The monarch turned over Pizarro and his enterprise, with his recommendation, to the Council of the Indies. Yet a year passed, and nothing was done. Pizarro was fast sinking into obscurity, and he would likewise have sunk into despair, if he had been less stout of heart. Then, as Queen Isabella had aided Columbus, so the queen of Charles V. came to the assistance of Pizarro, and caused to be executed the extraordinary instrument which bestowed on him, with the rights of discovery and conquest, the titles of Governor and Captain-General of New Castile, as Peru was then called, and a salary of 725,000 maravedis, to be drawn however from the conquered country. Almagro and Luque were also provided for, but in a more modest way, which proved the beginning of a long, bitter, and deadly feud between Almagro and his chief. Nor did the instrument fail to make the usual provision for the conversion to Christianity of the nations to be subjugated and plundered.
In mustering his recruits Pizarro had the satisfaction of revisiting his native town of Truxillo, where he had lived in degradation, and to which he now returned a renowned discoverer and soldier, and a titled magnate. There he found his three brothers, the Pizarros, all poor and proud and eager for adventure; and a fourth brother, on his mother's side. With these and other followers, hardly exceeding one hundred, he sailed from Seville, in January, 1530; and a year later, namely, in January, 1531, after a solemn consecration of his enterprise in the cathedral of Panama, he put forth from that port with one hundred and eighty men and twenty-seven horses, on his fourth, last, and finally successful expedition, to overthrow a populous empire.

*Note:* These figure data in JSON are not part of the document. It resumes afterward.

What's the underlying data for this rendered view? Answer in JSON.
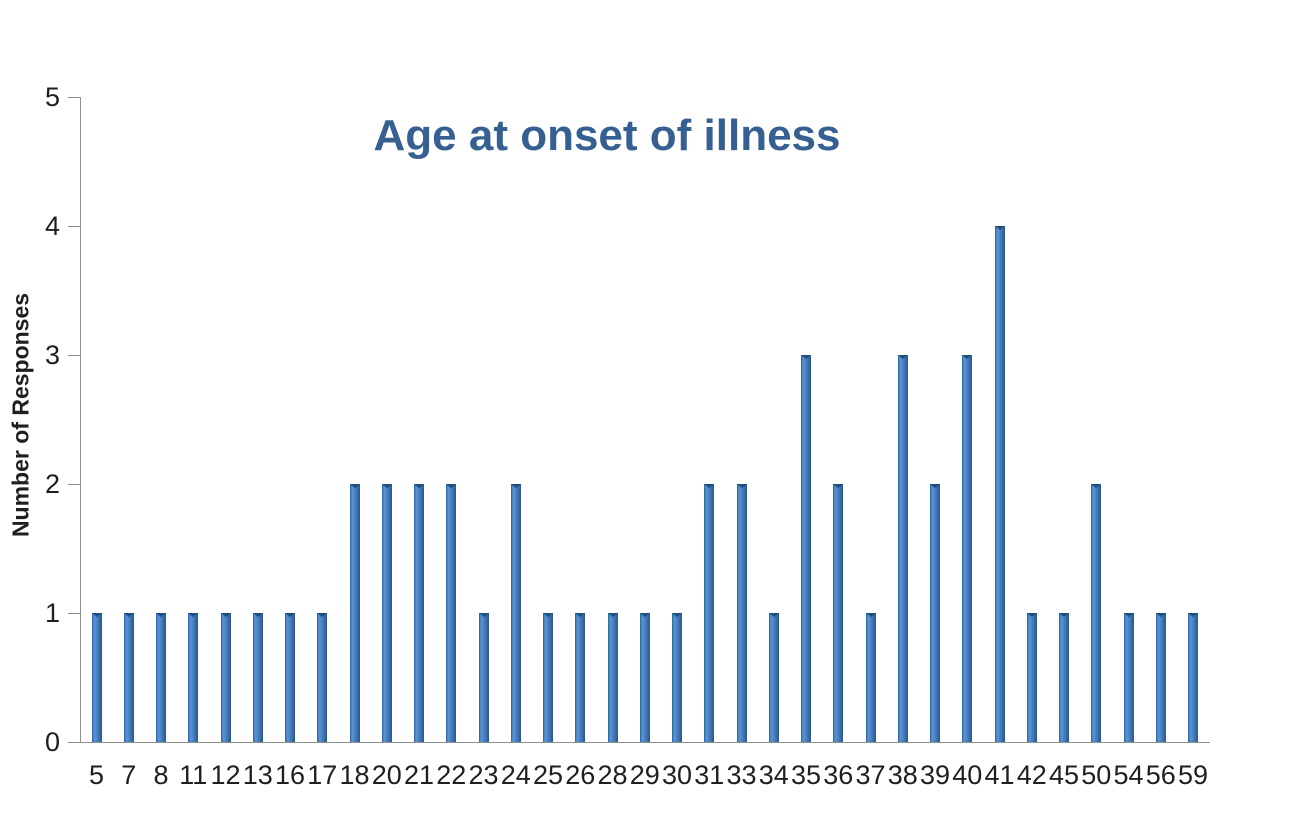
{
  "chart_data": {
    "type": "bar",
    "title": "Age at onset of illness",
    "xlabel": "",
    "ylabel": "Number of Responses",
    "categories": [
      "5",
      "7",
      "8",
      "11",
      "12",
      "13",
      "16",
      "17",
      "18",
      "20",
      "21",
      "22",
      "23",
      "24",
      "25",
      "26",
      "28",
      "29",
      "30",
      "31",
      "33",
      "34",
      "35",
      "36",
      "37",
      "38",
      "39",
      "40",
      "41",
      "42",
      "45",
      "50",
      "54",
      "56",
      "59"
    ],
    "values": [
      1,
      1,
      1,
      1,
      1,
      1,
      1,
      1,
      2,
      2,
      2,
      2,
      1,
      2,
      1,
      1,
      1,
      1,
      1,
      2,
      2,
      1,
      3,
      2,
      1,
      3,
      2,
      3,
      4,
      1,
      1,
      2,
      1,
      1,
      1
    ],
    "ylim": [
      0,
      5
    ],
    "yticks": [
      0,
      1,
      2,
      3,
      4,
      5
    ],
    "grid": false,
    "legend_position": "none",
    "colors": {
      "title": "#376092",
      "label": "#1f1f1f",
      "axis": "#8f8f8f",
      "bar_edge": "#2e5f99",
      "bar_highlight": "#5b94d4",
      "bar_mid": "#4a84c4",
      "bar_dark": "#2a568d",
      "bar_notch": "#1f4d80"
    }
  }
}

That empire lay in the bosom and on both sides of the mighty ranges of the Andes, occupying thirty-seven degrees of the coast south of the equator, and extending eastward far over the valleys of the Amazon and its numerous tributaries. It was under the rule of the Incas, a parental despotism, which spread an iron network of laws over millions of subjects of different races and languages. Its mountain slopes, table-lands, sea-coasts, and plains comprised every variety of climate and almost every diversity of physical features. Its capital was Cuzco, where dwelt the adored Incas; there also was the famous Temple of the Sun, with its gorgeous decorations of gold and gems. Canals, aqueducts, complete systems of irrigation for the rainless regions; magnificent mountain roads, built to endure for centuries; fine textile fabrics, utensils of clay and copper, vessels and ornaments of silver and gold; bridges, fortresses, and edifices of a rude but massy and symmetrical architecture, well adapted to the climate and the needs of the inhabitants; armies, magistrates, courts of justice,—such were some of the tokens of a wide semi-civilized prosperity, which less than two hundred Spanish adventurers were proceeding ruthlessly to destroy.
With incredible difficulties still to overcome, Pizarro had in his favor a circumstance of immense importance. The country was at that time distracted by civil war. Two brothers, Huascar and Atahualpa, sons of the last Inca, were engaged in a fratricidal strife for the imperial power, and their armies were turned against each other.
Pizarro resolved to strike his first blow at Tumbez; but was constrained by baffling winds to put into the Bay St. Matthew. There he landed his force, and soon fell upon a peaceful village, putting the inhabitants to flight and pillaging their dwellings. A considerable treasure thus obtained was sent back to Panama, where it had the desired effect of rallying new recruits for the conquest. A most welcome reinforcement was headed by Hernando de Soto, afterwards famed as the discoverer of the Mississippi, who sailed to join Pizarro with one hundred men and a number of horses.